The 36-year-old was subsequently given out by on-field umpires Marais Erasmus and Richard Illingworth, with Sri Lanka going on to lose to Bangladesh by three wickets in Delhi to end their hopes of reaching the semi-finals, and Mathews lashed out at Shakib in his post-match press conference.
“I had two minutes to get to the crease and get myself ready, which I did, and it was an equipment malfunction,” Mathews, who remonstrated with the umpires and Shakib before departing the field, said.
“I don’t know where the common sense went because it’s obviously disgraceful from Shakib and Bangladesh.
“If they want to play cricket like that and stoop down to that level, I think there is something wrong drastically. I still had, after my helmet broke off, five more seconds to go, and the umpires have also said to our coaches they didn’t see my helmet breaking – I was asking for my helmet there.

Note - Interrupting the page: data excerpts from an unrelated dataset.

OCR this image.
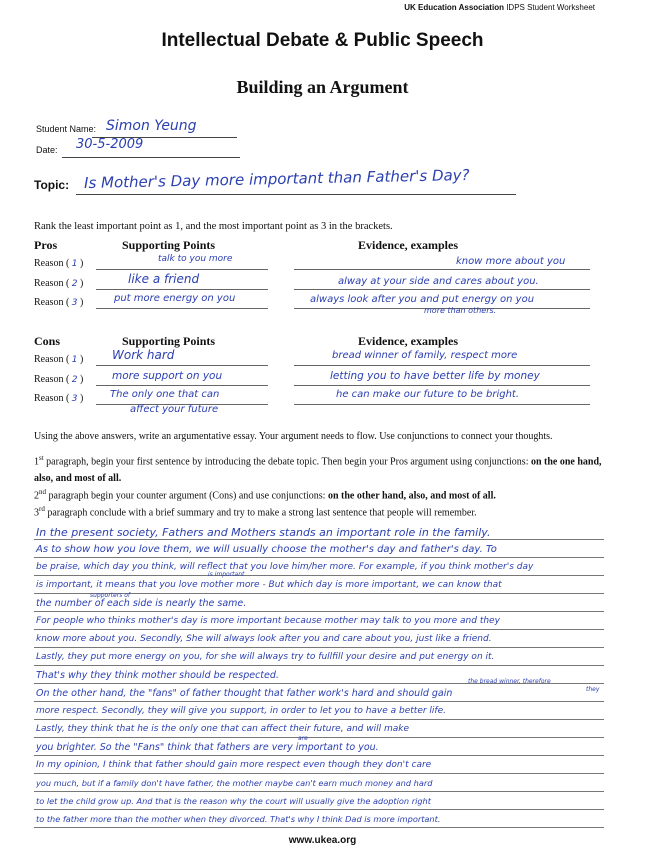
UK Education Association IDPS Student Worksheet
Intellectual Debate & Public Speech
Building an Argument
Student Name: Simon Yeung
Date: 30-5-2009
Topic: Is Mother's Day more important than Father's Day?
Rank the least important point as 1, and the most important point as 3 in the brackets.
Pros	Supporting Points	Evidence, examples
Reason ( 1 )	talk to you more	know more about you
Reason ( 2 )	like a friend	alway at your side and cares about you.
Reason ( 3 )	put more energy on you	always look after you and put energy on you
more than others.
Cons	Supporting Points	Evidence, examples
Reason ( 1 ) Work hard	bread winner of family, respect more
Reason ( 2 )	more support on you	letting you to have better life by money
Reason ( 3 )	The only one that can
affect your future
he can make our future to be bright.
Using the above answers, write an argumentative essay. Your argument needs to flow. Use conjunctions to connect your thoughts.
1st paragraph, begin your first sentence by introducing the debate topic. Then begin your Pros argument using conjunctions: on the one hand, also, and most of all.
2nd paragraph begin your counter argument (Cons) and use conjunctions: on the other hand, also, and most of all.
3rd paragraph conclude with a brief summary and try to make a strong last sentence that people will remember.
In the present society, Fathers and Mothers stands an important role in the family.
As to show how you love them, we will usually choose the mother's day and father's day. To
be praise, which day you think, will reflect that you love him/her more. For example, if you think mother's day
is important
is important, it means that you love mother more - But which day is more important, we can know that
supporters of
the number of each side is nearly the same.
For people who thinks mother's day is more important because mother may talk to you more and they
know more about you. Secondly, She will always look after you and care about you, just like a friend.
Lastly, they put more energy on you, for she will always try to fullfill your desire and put energy on it.
That's why they think mother should be respected.
the bread winner, therefore
they
On the other hand, the "fans" of father thought that father work's hard and should gain
more respect. Secondly, they will give you support, in order to let you to have a better life.
Lastly, they think that he is the only one that can affect their future, and will make
are
you brighter. So the "Fans" think that fathers are very important to you.
In my opinion, I think that father should gain more respect even though they don't care
you much, but if a family don't have father, the mother maybe can't earn much money and hard
to let the child grow up. And that is the reason why the court will usually give the adoption right
to the father more than the mother when they divorced. That's why I think Dad is more important.
www.ukea.org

“I’m not talking about Mankading or obstructing the field, this is just pure common sense and bringing the game into disrepute – it’s absolutely disgraceful.”
The MCC’s Laws of Cricket state a batter must be ready to face the first delivery within three minutes but the ICC playing conditions for the Cricket World Cup, which supersede the laws, stipulate that it is two minutes.
Shakib, who was named player of the match after striking 82 from 65 balls to go with 2-57 in Sri Lanka’s innings as Bangladesh chased down the victory target of 280 with 53 balls to spare, was unrepentant.
The skipper revealed he decided to appeal for Mathews to be timed out after being alerted to how long he had taken by one of his Bangladesh team-mates.
“One of our fielders came to me and said that if I appealed, he would be out,” Shakib said. “The umpire asked me if I was serious. It’s in the laws, I don’t know if it’s right or wrong.
“I felt like I was at war – whatever I had to do, I did it. There will be debates; today that [Mathews being timed out] helped, I won’t deny that.”
That was not a view shared by Mathews though, who went on to add he believed the decision to appeal lacked common sense.
“You need to respect people who respect us,” Mathews said. “They have to respect the game itself.
“We’re all ambassadors of this game, including the umpires. So, if you don’t respect and don’t use your common sense, what more can you ask for?”